New research monitoring truck drivers in their real life shifts to determine the effects of complicated fatigue rules on them, has been hailed by the ATA as a means to improve safety.
The Co-operative Research Centre for Alertness, Safety and Productivity, the National Transport Commission, road agencies, police and industry are working together in the joint initiative.
The Australian Trucking Association (ATA) is a member of the project steering committee which prompted ATA Chair Noelene Watson to comment on the issue. She explained,
“The Heavy Vehicle National Law fatigue rules are complex, with detailed provisions about how to count work and rest time and overlapping 24 hour counting periods. Complying with the rules is stressful for drivers and operators, because of the risk of making a mistake,”
“And despite the complexity of the rules, there is only limited evidence available about their impact on driver fatigue and safety.
Mrs Watson highlighted the issues relating to the “nose-to-tail” schedules which led some state enforcement agencies to call for changes to the rules.
In 2014 the ATA said there wasn’t enough evidence about the practice for an informed decision to be made by governments but with this research project, more will become known about the issue.

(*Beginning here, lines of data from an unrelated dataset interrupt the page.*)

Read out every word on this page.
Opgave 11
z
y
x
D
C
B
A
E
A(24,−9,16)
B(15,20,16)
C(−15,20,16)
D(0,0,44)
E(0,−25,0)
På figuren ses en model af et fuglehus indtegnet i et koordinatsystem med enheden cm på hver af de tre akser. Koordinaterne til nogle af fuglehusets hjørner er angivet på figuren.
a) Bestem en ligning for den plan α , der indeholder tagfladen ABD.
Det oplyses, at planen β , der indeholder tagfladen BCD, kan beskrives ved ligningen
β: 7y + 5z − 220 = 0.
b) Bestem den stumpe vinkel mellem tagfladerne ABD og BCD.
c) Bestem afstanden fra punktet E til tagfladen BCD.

Mrs Watson went on to state,
“The ATA also considers that the research needs to cover the quantity and quality of sleep that drivers get during major rest breaks, including the benefits of allowing split rest so drivers can move their trucks to a quieter spot after buying food or having a shower.

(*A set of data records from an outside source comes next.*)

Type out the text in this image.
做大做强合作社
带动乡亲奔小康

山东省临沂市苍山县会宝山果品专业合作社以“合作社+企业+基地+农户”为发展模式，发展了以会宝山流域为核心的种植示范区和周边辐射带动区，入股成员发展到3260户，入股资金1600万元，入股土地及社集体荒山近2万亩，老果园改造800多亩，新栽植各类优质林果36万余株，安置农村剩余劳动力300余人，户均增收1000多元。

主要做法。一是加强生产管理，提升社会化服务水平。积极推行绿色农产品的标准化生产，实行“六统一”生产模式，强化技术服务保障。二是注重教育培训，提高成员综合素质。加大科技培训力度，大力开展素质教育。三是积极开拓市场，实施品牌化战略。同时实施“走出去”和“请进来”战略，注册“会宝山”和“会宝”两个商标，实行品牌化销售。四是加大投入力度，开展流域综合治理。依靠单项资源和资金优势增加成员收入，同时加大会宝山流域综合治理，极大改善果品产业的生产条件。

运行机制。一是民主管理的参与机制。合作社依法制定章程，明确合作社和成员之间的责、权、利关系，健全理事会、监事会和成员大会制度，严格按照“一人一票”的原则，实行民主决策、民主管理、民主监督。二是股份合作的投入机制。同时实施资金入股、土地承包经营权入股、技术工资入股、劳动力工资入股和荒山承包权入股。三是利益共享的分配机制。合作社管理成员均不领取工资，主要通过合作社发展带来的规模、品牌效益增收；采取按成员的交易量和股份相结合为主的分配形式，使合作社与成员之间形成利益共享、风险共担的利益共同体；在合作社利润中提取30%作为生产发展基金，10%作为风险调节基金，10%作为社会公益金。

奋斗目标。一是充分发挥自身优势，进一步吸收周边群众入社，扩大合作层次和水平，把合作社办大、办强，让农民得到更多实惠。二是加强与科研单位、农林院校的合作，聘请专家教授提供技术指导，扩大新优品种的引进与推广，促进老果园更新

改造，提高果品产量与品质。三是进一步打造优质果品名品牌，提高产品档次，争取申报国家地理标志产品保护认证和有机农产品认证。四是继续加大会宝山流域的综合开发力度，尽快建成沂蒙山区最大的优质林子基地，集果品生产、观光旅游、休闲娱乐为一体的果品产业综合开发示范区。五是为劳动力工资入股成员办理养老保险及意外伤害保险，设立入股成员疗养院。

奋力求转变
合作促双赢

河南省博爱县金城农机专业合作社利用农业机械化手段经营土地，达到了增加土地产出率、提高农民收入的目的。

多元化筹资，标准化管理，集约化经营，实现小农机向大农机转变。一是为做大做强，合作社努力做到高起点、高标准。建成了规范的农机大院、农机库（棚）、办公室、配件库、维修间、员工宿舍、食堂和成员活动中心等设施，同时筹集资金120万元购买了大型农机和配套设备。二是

“In addition, there needs to be more research into short rest breaks and electronic work diary tolerances, as well as fatigue issues relating to regional and remote operation.”
She also went on to challenge the TWU to re-evaluate it’s opposition to the research, a position it adopted because the project does not involve reinstating the Road Safety Remuneration Tribunal. She called on the TWU to join the ATA and get involved in this initiative which the federal government has committed more than $800,000 to.
“The TWU has announced that it opposes this research, basically because it does not involve re?establishing the Road Safety Remuneration Tribunal,” she said.
“But fatigue experts agree that more research is needed into the effect of the fatigue rules. The research will improve safety – and help make sure the rules are no more complicated than is absolutely necessary.
“I call on the TWU to join the ATA in supporting the expert researchers involved in this project,” she said.